The Girl on the Train

One day in the mid-1990's I was driving through Seattle with Jules. It was a day like any other and we were headed through South Seattle coming home from shopping or something equally mundane.

Before recent construction changed the landscape of this area the land south of The Kingdome was something of a no-man's-land. Empty, weed-choked lots competed with tired and worn diners for the meager traffic of the down and out.

One large open field, it was pointed out to me, had been the location of Seattle's "Hooverville" during The Great Depression; an empty lot filled with the tarpaper shacks of the unemployed and disenfranchised. Hooverville was long gone, but the character of it remained in the neighborhood.


Hooverville, south of Downtown
Seattle, Washington
c. 1931

The railroad still cuts down the middle of this land, the same as it did back in the 30's when it offered those who wished to dream of better things an avenue to try to find them elsewhere in the country, though all most of those people found were more places that looked like Seattle, with homeless camps, no jobs, and the reek of too many people living in too small a place. I thought about those people sometimes as I drove through this area. There was something about the old diners built into railway cars, overgrown lots and archaic signage that was oddly comforting, like there was a continuity between that time and this.

As we approached the railroad tracks to cross them the lights sounded and the gates came down without a train in sight, and I pulled the car up to the gate and stopped, scanning left and right for any sign of a train, but the tracks were empty. I turned off the car and waited. A low rumble and the urgent clang-clang-clang of a bell told me that a locomotive was approaching from that direction, and so I lazily waited for it to pull into view from behind the hulk of the box truck that had pulled up next to me at the crossing.

The engine emerged doing about 10 MPH right in front of me and I was immediately struck not by the hulking size of the locomotive, but by what was on top of it. Rather, I should say who. Sitting on top of 100 tons of steel was a girl of about 16. She sat only about 4 feet back from the leading edge of the engine, sitting straight upright with her hands out in front of her as if to steady herself, and her legs folded together as if she was riding the train side saddle. In that moment i could instantly see Andrew Wyeth's painting called 'Christina’s World', she so reminded me of that position and feeling.


from 'Christina’s World'
N. C. Wyeth — 1948

She was wearing jeans and a worn sweater as I recall, and there was a canvas shoulder back at her side and looped loosely over one shoulder. Aside from that she seemed to have no possessions and yet she sat regally upon an iron chariot. There was something in her posture and in the way she did not notice myself or the other traffic. She sat with her head held high and her eyes fixed on the horizon as if she beheld some great future off in the distance and she was determined to keep her eyes on the prize.
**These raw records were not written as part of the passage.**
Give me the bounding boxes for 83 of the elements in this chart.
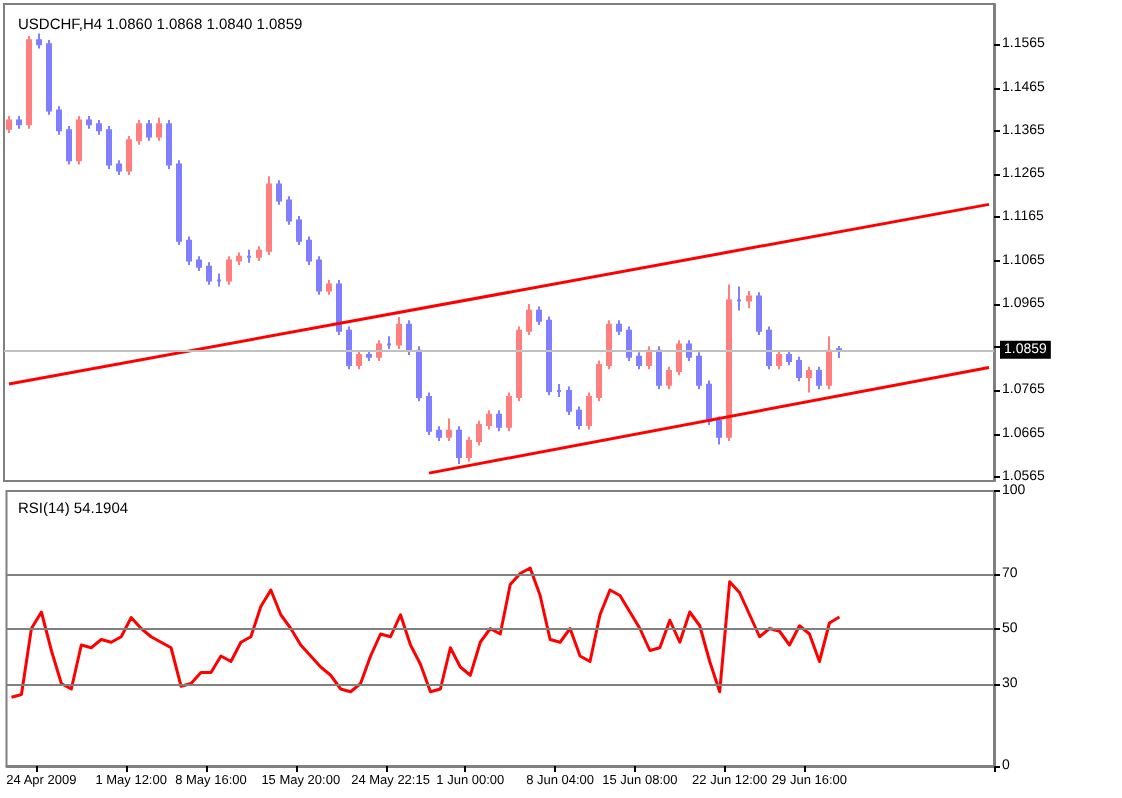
candlestick — [586, 391, 592, 431]
candlestick — [16, 115, 22, 130]
candlestick — [206, 261, 212, 286]
candlestick — [516, 325, 522, 403]
candlestick — [716, 415, 722, 446]
candlestick — [756, 291, 762, 337]
candlestick — [146, 118, 152, 142]
candlestick — [836, 344, 842, 359]
candlestick — [196, 255, 202, 273]
candlestick — [286, 195, 292, 226]
candlestick — [266, 175, 272, 256]
candlestick — [676, 339, 682, 377]
candlestick — [786, 349, 792, 367]
candlestick — [386, 335, 392, 350]
candlestick — [6, 115, 12, 134]
candlestick — [76, 115, 82, 166]
candlestick — [236, 251, 242, 266]
candlestick — [566, 385, 572, 417]
candlestick — [446, 417, 452, 443]
candlestick — [226, 255, 232, 286]
candlestick — [26, 35, 32, 130]
candlestick — [576, 405, 582, 431]
candlestick — [496, 409, 502, 433]
candlestick — [36, 32, 42, 50]
candlestick — [636, 351, 642, 371]
candlestick — [466, 435, 472, 463]
candlestick — [616, 319, 622, 337]
candlestick — [626, 325, 632, 363]
candlestick — [766, 325, 772, 371]
candlestick — [656, 345, 662, 391]
candlestick — [526, 302, 532, 337]
candlestick — [666, 365, 672, 391]
candlestick — [86, 115, 92, 130]
candlestick — [706, 379, 712, 427]
candlestick — [436, 425, 442, 443]
candlestick — [596, 359, 602, 403]
candlestick — [126, 134, 132, 176]
candlestick — [416, 345, 422, 403]
candlestick — [426, 391, 432, 437]
candlestick — [356, 349, 362, 371]
candlestick — [816, 365, 822, 391]
candlestick — [546, 315, 552, 397]
candlestick — [96, 118, 102, 136]
candlestick — [646, 345, 652, 371]
candlestick — [176, 159, 182, 247]
candlestick — [736, 285, 742, 312]
candlestick — [746, 289, 752, 310]
candlestick — [556, 382, 562, 398]
candlestick — [366, 349, 372, 363]
line-series — [9, 566, 841, 699]
candlestick — [406, 319, 412, 356]
candlestick — [476, 419, 482, 447]
candlestick — [186, 235, 192, 266]
candlestick — [806, 365, 812, 394]
candlestick — [776, 349, 782, 371]
candlestick — [796, 355, 802, 383]
candlestick — [56, 105, 62, 136]
candlestick — [726, 283, 732, 443]
candlestick — [306, 235, 312, 266]
candlestick — [336, 279, 342, 337]
candlestick — [696, 351, 702, 391]
candlestick — [116, 159, 122, 176]
candlestick — [456, 425, 462, 466]
candlestick — [606, 319, 612, 371]
candlestick — [66, 125, 72, 166]
candlestick — [316, 255, 322, 296]
candlestick — [346, 325, 352, 371]
candlestick — [276, 179, 282, 206]
candlestick — [246, 248, 252, 264]
candlestick — [136, 118, 142, 146]
candlestick — [296, 215, 302, 247]
candlestick — [326, 279, 332, 296]
candlestick — [166, 118, 172, 170]
candlestick — [396, 315, 402, 350]
candlestick — [156, 116, 162, 142]
candlestick — [256, 245, 262, 263]
candlestick — [826, 335, 832, 391]
candlestick — [216, 272, 222, 288]
candlestick — [486, 409, 492, 431]
candlestick — [106, 125, 112, 170]
candlestick — [506, 391, 512, 433]
candlestick — [46, 38, 52, 116]
candlestick — [536, 305, 542, 327]
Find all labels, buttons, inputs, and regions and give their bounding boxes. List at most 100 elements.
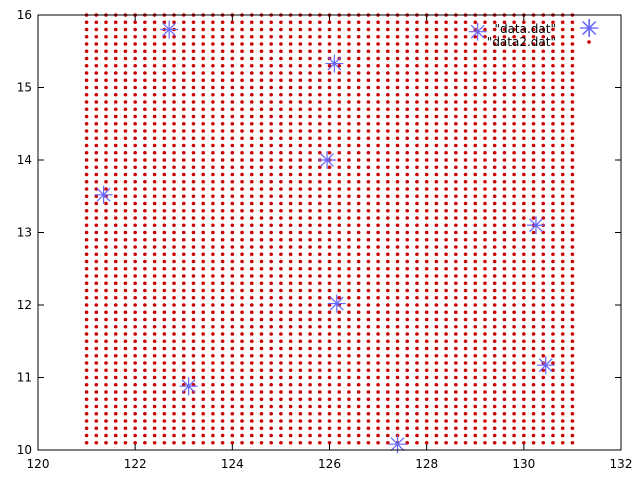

The train rattled slowly past me while the girl moved in a slow arc across the top of my windshield and then out of sight behind the shoulder of the mighty train as it trundled by. I sat in silence and savored the sight of her, not because of the beauty of her form so much as the ideal that she represented. She seemed to spring both from the ghosts of the innocent victims of the Great Depression as well as my own yearnings to move toward the horizon. She was not meant for me or to meet me, but I felt like I was meant to see her and to carry her memory with me.

For several years I seemed to think of that girl every day. Over time that rate has faded to where now she only emerges from the darkness of mind on irregular intervals, but she is still there, holding fast to her train and to her vision of the horizon and I feel like I have a closer tie to my own vision when I think of her.